100 100 102 104 Although in above examples, the adaptive information retrieval method is performed by the computer network system, in some embodiments, no computer network systemis required, and the methods disclosed herein is performed by a single computing deviceor.

In some embodiments, the methods disclosed herein may be implemented as computer-executable instructions stored in one or more non-transitory computer-readable storage devices (in the form of software, firmware, or a combination thereof) such that, the instructions, when executed, may cause one or more physical components such as one or more circuits to perform the methods disclosed herein.

For example, in some embodiments, an apparatus comprising one or more processors functionally connected to one or more non-transitory computer-readable storage devices or media may be used to perform the methods disclosed herein, wherein the one or more non-transitory computer-readable storage devices or media store the computer-executable instructions of the methods disclosed herein, and the one or more processors may read the computer-executable instructions from the one or more non-transitory computer-readable storage devices or media, and executes the instructions to perform the methods disclosed herein.

In some embodiments, an apparatus may not have any processors or computer-readable storage devices or media. Rather, the apparatus may comprise any other suitable physical or virtual (explained below) components for implementing the methods disclosed herein.

In some embodiments, the computer-executable instructions that implement the methods disclosed herein may be one or more computer programs, one or more program products, or a combination thereof.

In some embodiments, the methods disclosed herein may be implemented as one or more circuits, one or more components, one or more units, one or more modules, one or more integrated-circuit (IC) chips, one or more chipsets, one or more devices, one or more apparatuses, one or more systems, and/or the like.

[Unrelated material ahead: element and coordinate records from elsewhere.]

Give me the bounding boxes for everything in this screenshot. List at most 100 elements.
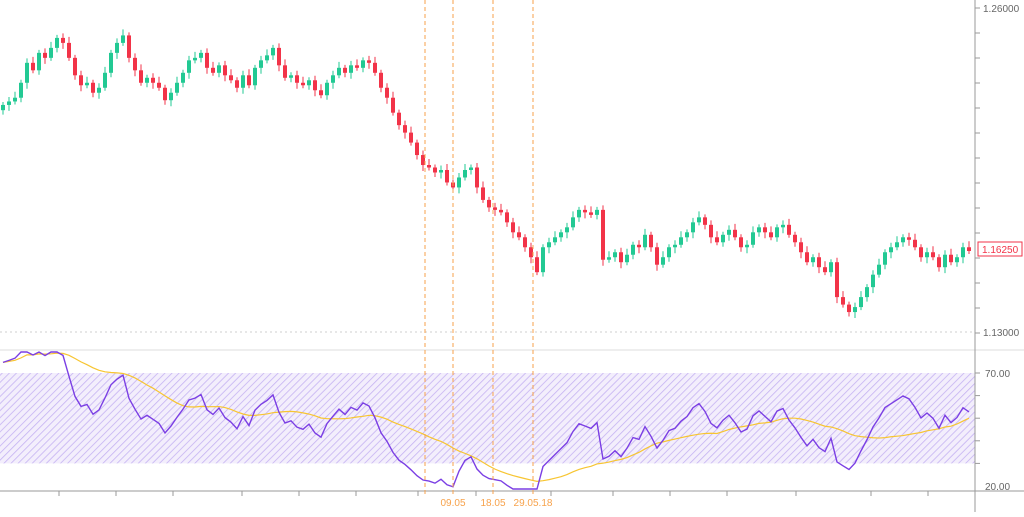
candle bbox=[373, 56, 377, 76]
candle-body bbox=[235, 80, 239, 88]
candle-body bbox=[511, 222, 515, 233]
candle bbox=[43, 48, 47, 64]
candle bbox=[139, 64, 143, 86]
candle bbox=[475, 163, 479, 194]
candle bbox=[931, 246, 935, 261]
candle bbox=[595, 206, 599, 220]
candle bbox=[667, 244, 671, 262]
candle-body bbox=[115, 42, 119, 53]
candle-body bbox=[121, 35, 125, 43]
candle-body bbox=[73, 57, 77, 76]
candle-body bbox=[349, 65, 353, 73]
candle bbox=[235, 77, 239, 93]
candle-body bbox=[883, 252, 887, 265]
candle-body bbox=[241, 75, 245, 88]
candle bbox=[529, 242, 533, 264]
candle-body bbox=[643, 234, 647, 248]
candle-body bbox=[433, 167, 437, 173]
candle bbox=[337, 61, 341, 79]
candle bbox=[313, 75, 317, 97]
candle-body bbox=[289, 75, 293, 78]
candle-body bbox=[487, 199, 491, 208]
candle bbox=[91, 79, 95, 98]
candle bbox=[739, 234, 743, 252]
candle-body bbox=[967, 247, 971, 251]
candle bbox=[511, 217, 515, 239]
candle bbox=[559, 229, 563, 242]
candle bbox=[949, 248, 953, 266]
candle bbox=[97, 83, 101, 99]
candle-body bbox=[475, 167, 479, 188]
candle bbox=[367, 55, 371, 69]
candle bbox=[565, 222, 569, 239]
candle bbox=[673, 240, 677, 254]
candle-body bbox=[391, 97, 395, 113]
candle bbox=[541, 244, 545, 277]
candle bbox=[811, 254, 815, 267]
candle-body bbox=[817, 257, 821, 268]
candle-body bbox=[763, 227, 767, 233]
candle-body bbox=[247, 75, 251, 86]
price-tick-1.13: 1.13000 bbox=[983, 328, 1020, 339]
candle bbox=[781, 220, 785, 234]
candle-body bbox=[445, 170, 449, 183]
candle-body bbox=[319, 90, 323, 96]
candle bbox=[841, 291, 845, 308]
candle bbox=[571, 211, 575, 231]
candle bbox=[25, 58, 29, 89]
candle-body bbox=[553, 237, 557, 243]
candle bbox=[67, 36, 71, 61]
candle-body bbox=[697, 217, 701, 223]
candle bbox=[775, 224, 779, 242]
candle bbox=[463, 164, 467, 181]
candle bbox=[607, 251, 611, 263]
candle-body bbox=[943, 254, 947, 268]
candle-body bbox=[769, 232, 773, 238]
candle bbox=[487, 196, 491, 212]
candle bbox=[385, 83, 389, 104]
candle bbox=[469, 164, 473, 175]
candle bbox=[763, 222, 767, 239]
candle bbox=[547, 237, 551, 254]
candle bbox=[151, 73, 155, 89]
candle-body bbox=[703, 217, 707, 225]
candle bbox=[85, 76, 89, 89]
rsi-signal-line bbox=[2, 352, 970, 482]
candle bbox=[871, 270, 875, 294]
candle-body bbox=[781, 224, 785, 228]
candle bbox=[757, 224, 761, 237]
candle-body bbox=[865, 287, 869, 298]
candle bbox=[169, 88, 173, 107]
candle bbox=[793, 231, 797, 247]
candle-body bbox=[229, 75, 233, 81]
candle bbox=[37, 49, 41, 75]
candle-body bbox=[871, 274, 875, 288]
candle-body bbox=[253, 67, 257, 86]
candle-body bbox=[343, 67, 347, 73]
candle-body bbox=[97, 87, 101, 93]
candle-body bbox=[379, 72, 383, 88]
candle-body bbox=[733, 229, 737, 238]
candle bbox=[379, 69, 383, 93]
candle bbox=[217, 62, 221, 78]
candle bbox=[553, 231, 557, 246]
candle-body bbox=[577, 209, 581, 218]
candle bbox=[637, 240, 641, 254]
candle bbox=[415, 139, 419, 160]
candle-body bbox=[463, 170, 467, 178]
candle bbox=[679, 231, 683, 248]
candle-body bbox=[397, 112, 401, 126]
candle-body bbox=[937, 257, 941, 268]
candle-body bbox=[31, 62, 35, 71]
candle-body bbox=[1, 104, 5, 111]
candle bbox=[937, 254, 941, 272]
candle bbox=[649, 231, 653, 252]
last-price-label: 1.16250 bbox=[977, 241, 1023, 257]
candle bbox=[685, 229, 689, 242]
rsi-tick-20: 20.00 bbox=[985, 482, 1010, 493]
candle-body bbox=[25, 62, 29, 83]
candle bbox=[229, 69, 233, 84]
candle bbox=[907, 232, 911, 246]
candle-body bbox=[457, 177, 461, 188]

The one or more circuits, one or more components, one or more units, one or more modules, one or more IC chips, one or more chipsets, one or more devices, one or more apparatuses, or one or more systems may be physical, virtual, or a combination thereof. Herein, the term “virtual” (such as a “virtual apparatus”) refers to a circuit, component, unit, module, chipset, device, apparatus, system, or the like that is simulated or emulated or otherwise formed using suitable software or firmware such that it appears as if it is “real” or physical).

The present disclosure encompasses various embodiments, including not only method embodiments, but also other embodiments such as apparatus embodiments and embodiments related to non-transitory computer readable storage media. Embodiments may incorporate, individually or in combinations, the features disclosed herein.

Although this disclosure refers to illustrative embodiments, this is not intended to be construed in a limiting sense. Various modifications and combinations of the illustrative embodiments, as well as other embodiments of the disclosure, will be apparent to persons skilled in the art upon reference to the description.

Features disclosed herein in the context of any particular embodiments may also or instead be implemented in other embodiments. Method embodiments, for example, may also or instead be implemented in apparatus, system, and/or computer program product embodiments. In addition, although embodiments are described primarily in the context of methods and apparatus, other implementations are also contemplated, as instructions stored on one or more non-transitory computer-readable media, for example. Such media could store programming or instructions to perform any of various methods consistent with the present disclosure.

Those skilled in the art will appreciate that the above-described embodiments and/or features thereof may be customized, separated, and/or combined as needed or desired. Moreover, although embodiments have been described above with reference to the accompanying drawings, those of skill in the art will appreciate that variations and modifications may be made without departing from the scope thereof as defined by the appended claims.